This genre refers to the recent evolutions in classical music that are more avant-garde or modernistic in nature. It includes Modernism, Serialism, Post Modernism, Experimentalism, Electronic music, Neo-Romanticism, New Simplicity, New Complexity, and Spectral Music.
Modernism is a continuing force in classical music today. To explore this form of music which incorporates such musical devises as atonality one should review the works of Elliott Carter, Lukas Foss, Alexander Goehr, Judith Weir, Thomas Ades, Magnus Lindberg, and Gunther Schuller.
Composers such as Pierre Boulez, Milton Babbit, and Charles Wuorinen lead the genre known as serialism. Compositions are based on an ordered set, or several such sets. This is also known as twelve-tone technique. This genre is considered one of the most important post-war movements.
Post -modernism is a broad term covering several sub genres of musical development. Among these is polystylism, which is music incorporating several different styles, whose composers include William Bolcom and John Zorn. Conceptualism also is in this category; an example of this form would be Alvin Singleton’s “56 Blows”. Minimalism still has a quite prominent role in new composition and can be seen in John Adam’s “On the Transmigration of Souls”, a choral work that commemorated the victims of 9-11.
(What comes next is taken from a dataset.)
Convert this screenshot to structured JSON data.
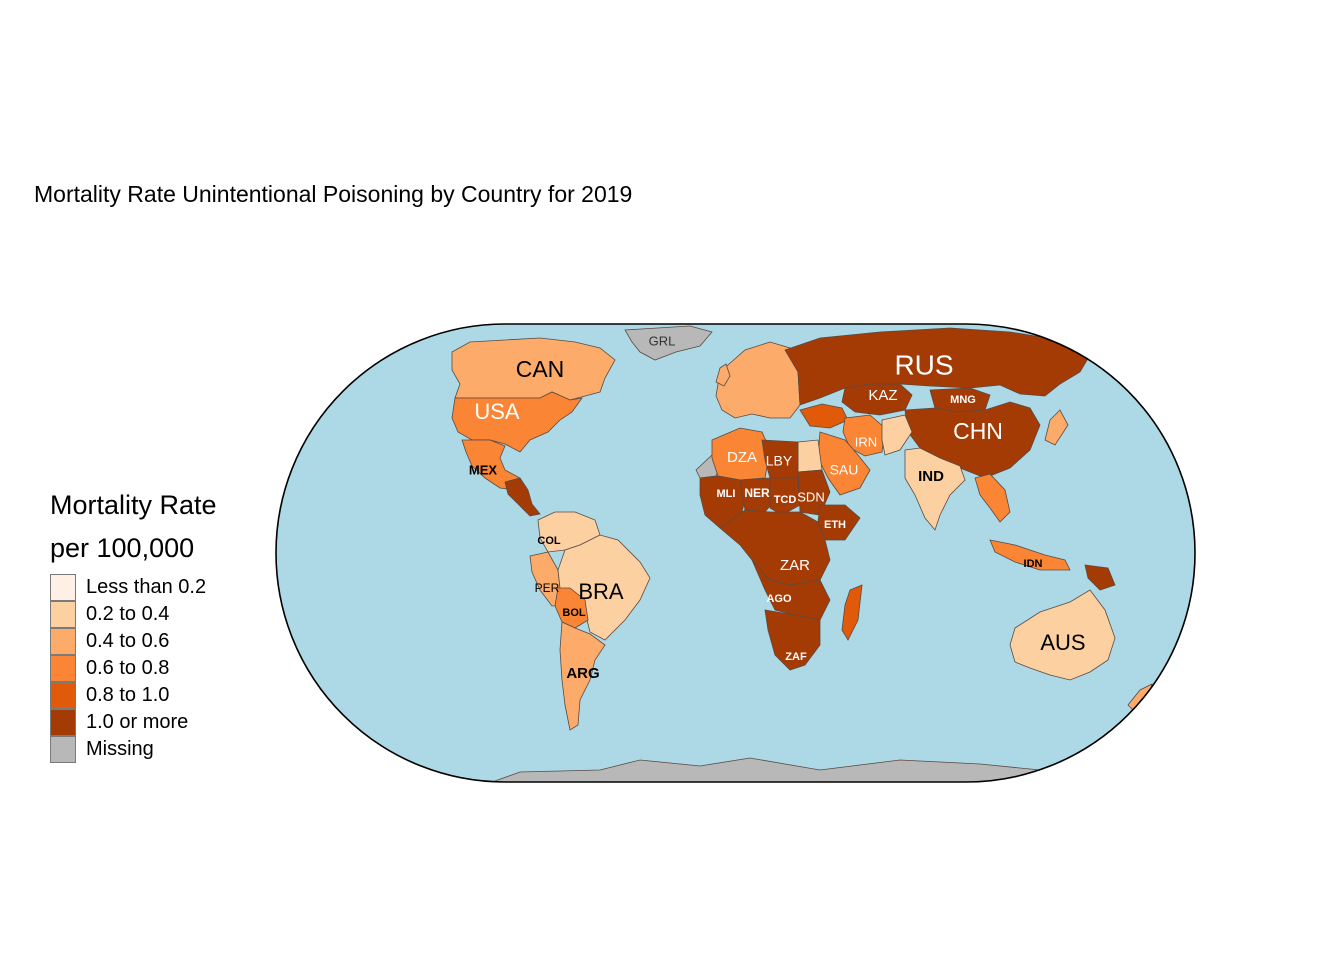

Experimental music is an important movement in contemporary music that explores the range of expression available to instrumentalists. The work of George Crumb and The Kronos Quartet is an excellent example of this school of thought, and they focus on music which stretches the manner that sound can be drawn out of instruments.
There are a number of festivals dedicated to celebrating cotemporary music including the Gaudeamus Foundation Music Week in Amsterdam, Warsaw Autumn in Poland, the Huddersfield Contemporary Music Festival, and the Winnipeg New Music Festival.